Ce n’est pas (en tout cas pas seulement) parce que le climat se réchauffe (peut-être) ou que les matières premières vont bientôt être épuisées que l’homme doit rompre avec la course folle de la croissance et les névroses de la société du consumérisme et du gâchis, mais avant tout parce que ce mode de vie, privé de sens, l’abaisse et l’avilit. Parce qu’il rend égoïste, angoissé et dépressif. Parce qu’il enlaidit les paysages et déracine les communautés. Parce qu’il entretient de fausses valeurs et des torrents de frustration. Parce qu’il est porteur de violence, d’exploitation et d’injustice. Parce qu’il nivelle le goût, uniformise l’art, l’architecture, la gastronomie…

Si la décroissance est incontestablement un impératif de survie, c’est avant tout un impératif de survie mentale et culturelle.

Ainsi le souci écologique, cette primordiale préoccupation, ne doit pas aboutir à la multiplication des instances technocratiques internationales enfermant les nations, les peuples et les communautés dans un maillage toujours plus étroit de règles et de directives, refusant, sur la base d’un égalitarisme désincarné, l’existences de différences et de spécificités et n’ayant d’autre but que la prorogation, sous une nouvelle forme, de la domination d’une supra-classe cooptée qui tire déjà les avantages économiques de cette grande peur organisée et encadrée.
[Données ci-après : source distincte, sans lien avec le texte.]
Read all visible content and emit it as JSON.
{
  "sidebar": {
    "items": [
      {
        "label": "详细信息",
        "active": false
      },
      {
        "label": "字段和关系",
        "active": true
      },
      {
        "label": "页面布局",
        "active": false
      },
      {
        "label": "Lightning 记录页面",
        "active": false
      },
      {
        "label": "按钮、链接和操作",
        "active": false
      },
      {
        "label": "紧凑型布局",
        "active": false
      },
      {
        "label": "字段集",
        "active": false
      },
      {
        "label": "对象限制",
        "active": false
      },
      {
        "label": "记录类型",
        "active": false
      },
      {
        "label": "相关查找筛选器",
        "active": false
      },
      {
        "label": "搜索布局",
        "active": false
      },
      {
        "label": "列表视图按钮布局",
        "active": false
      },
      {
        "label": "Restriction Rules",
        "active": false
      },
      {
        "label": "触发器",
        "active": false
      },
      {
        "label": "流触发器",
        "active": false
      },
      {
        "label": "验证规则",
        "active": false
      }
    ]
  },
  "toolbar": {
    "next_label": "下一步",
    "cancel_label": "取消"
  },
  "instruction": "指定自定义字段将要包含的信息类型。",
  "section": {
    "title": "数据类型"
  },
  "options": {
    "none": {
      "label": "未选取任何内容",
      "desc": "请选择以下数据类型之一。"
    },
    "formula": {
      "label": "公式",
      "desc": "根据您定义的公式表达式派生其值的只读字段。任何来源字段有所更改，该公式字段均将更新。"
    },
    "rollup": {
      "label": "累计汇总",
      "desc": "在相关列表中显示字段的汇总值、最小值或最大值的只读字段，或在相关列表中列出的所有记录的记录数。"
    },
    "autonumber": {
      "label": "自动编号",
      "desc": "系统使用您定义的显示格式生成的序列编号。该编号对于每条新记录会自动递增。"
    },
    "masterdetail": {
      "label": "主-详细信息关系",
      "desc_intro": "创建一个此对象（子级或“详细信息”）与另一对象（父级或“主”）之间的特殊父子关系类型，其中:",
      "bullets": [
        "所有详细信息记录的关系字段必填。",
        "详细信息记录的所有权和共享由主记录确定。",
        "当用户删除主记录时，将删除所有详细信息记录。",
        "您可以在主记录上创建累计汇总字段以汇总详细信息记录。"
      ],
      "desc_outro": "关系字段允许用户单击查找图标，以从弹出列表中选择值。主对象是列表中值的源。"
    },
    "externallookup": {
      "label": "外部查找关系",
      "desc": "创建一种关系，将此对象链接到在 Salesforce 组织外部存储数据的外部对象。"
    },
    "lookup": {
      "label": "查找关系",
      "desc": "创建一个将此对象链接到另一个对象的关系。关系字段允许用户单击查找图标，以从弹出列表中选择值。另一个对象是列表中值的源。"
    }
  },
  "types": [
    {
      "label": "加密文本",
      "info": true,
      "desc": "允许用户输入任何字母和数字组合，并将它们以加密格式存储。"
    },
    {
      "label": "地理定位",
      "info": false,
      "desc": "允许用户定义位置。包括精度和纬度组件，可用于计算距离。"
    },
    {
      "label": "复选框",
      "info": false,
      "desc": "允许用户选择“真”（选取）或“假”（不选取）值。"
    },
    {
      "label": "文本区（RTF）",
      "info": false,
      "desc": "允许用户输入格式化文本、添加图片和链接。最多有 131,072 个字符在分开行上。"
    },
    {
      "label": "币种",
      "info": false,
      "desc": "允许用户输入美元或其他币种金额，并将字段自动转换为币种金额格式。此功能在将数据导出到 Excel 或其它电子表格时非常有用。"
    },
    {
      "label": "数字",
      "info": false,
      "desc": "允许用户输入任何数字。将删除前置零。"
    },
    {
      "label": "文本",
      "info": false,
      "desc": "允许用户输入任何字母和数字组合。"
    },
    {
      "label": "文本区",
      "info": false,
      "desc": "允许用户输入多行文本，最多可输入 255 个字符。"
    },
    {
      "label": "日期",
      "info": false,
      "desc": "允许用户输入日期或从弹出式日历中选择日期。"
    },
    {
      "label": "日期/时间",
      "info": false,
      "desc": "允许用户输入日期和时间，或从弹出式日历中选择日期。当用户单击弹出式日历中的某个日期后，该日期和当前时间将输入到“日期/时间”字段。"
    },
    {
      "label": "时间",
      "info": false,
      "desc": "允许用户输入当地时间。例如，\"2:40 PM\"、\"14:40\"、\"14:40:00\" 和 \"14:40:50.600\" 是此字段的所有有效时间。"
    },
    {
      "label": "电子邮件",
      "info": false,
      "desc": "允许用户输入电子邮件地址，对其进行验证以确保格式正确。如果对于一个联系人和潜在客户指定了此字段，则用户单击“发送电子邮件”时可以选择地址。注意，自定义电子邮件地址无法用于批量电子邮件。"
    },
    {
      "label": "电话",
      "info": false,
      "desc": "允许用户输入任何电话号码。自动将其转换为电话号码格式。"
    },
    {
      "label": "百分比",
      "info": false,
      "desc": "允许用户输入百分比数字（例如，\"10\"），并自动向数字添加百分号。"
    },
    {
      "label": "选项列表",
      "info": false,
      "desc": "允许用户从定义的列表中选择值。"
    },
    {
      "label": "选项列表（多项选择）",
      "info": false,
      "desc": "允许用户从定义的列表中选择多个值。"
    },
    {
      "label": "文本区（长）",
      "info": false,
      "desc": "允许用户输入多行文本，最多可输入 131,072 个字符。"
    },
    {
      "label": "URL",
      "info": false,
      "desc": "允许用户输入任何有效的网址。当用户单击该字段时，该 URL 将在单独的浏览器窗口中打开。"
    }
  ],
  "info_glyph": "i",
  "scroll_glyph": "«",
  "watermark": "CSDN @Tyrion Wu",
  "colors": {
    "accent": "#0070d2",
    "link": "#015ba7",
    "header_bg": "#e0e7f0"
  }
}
Bien au contraire, ce n’est que par la relocalisation, le retour à des valeurs traditionnelles et non-matérialistes, à la démocratie directe, l’acceptation du fait que peuples et civilisations ne sont ni identiques, ni interchangeables, ni « mélangeables » et donc nullement voués à se fondre dans un modèle unique, quel qu’il soit, que l’on parviendra à modifier la superstructure psychologique qui entraînera la transformation radicale de l’infrastructure économique et sociale. Non pas faire toujours moins d’enfants en espérant que ceux-ci aient le même « niveau de vie » et les mêmes « modes de consommation » que leurs parents mais en faire davantage pour leur apprendre à vivre et penser différemment, leur inculquer la valeur du don et du partage (inhérents au fonctionnement de toute famille nombreuse.à et leur donner le goût de la simplicité et des richesses non-marchandes (le temps, la réflexion, la beauté, l’art, la littérature, la solidarité, le sport, le dépassement de soi, la chant, la danse, les veillées…) Non pas culpabiliser l’homme en déifiant la nature mais le responsabiliser, même si cette responsabilisation passe sans doute par une phase d’autoritarisme encadrant de sanctions et d’amendes la nécesaire transition. Phase qui ne peut être supportable et acceptée que si elle provient d’institutions proches, identifiées, reconnues et légitimes et non de « golems » mondiaux à sièges sociaux new-yorkais.

Répétons le, la seule véritable alternative écologique est la rupture globale (sociale, morale, idéologique, esthétique, spirituelle…) avec la modernité et ses fondements intellectuels.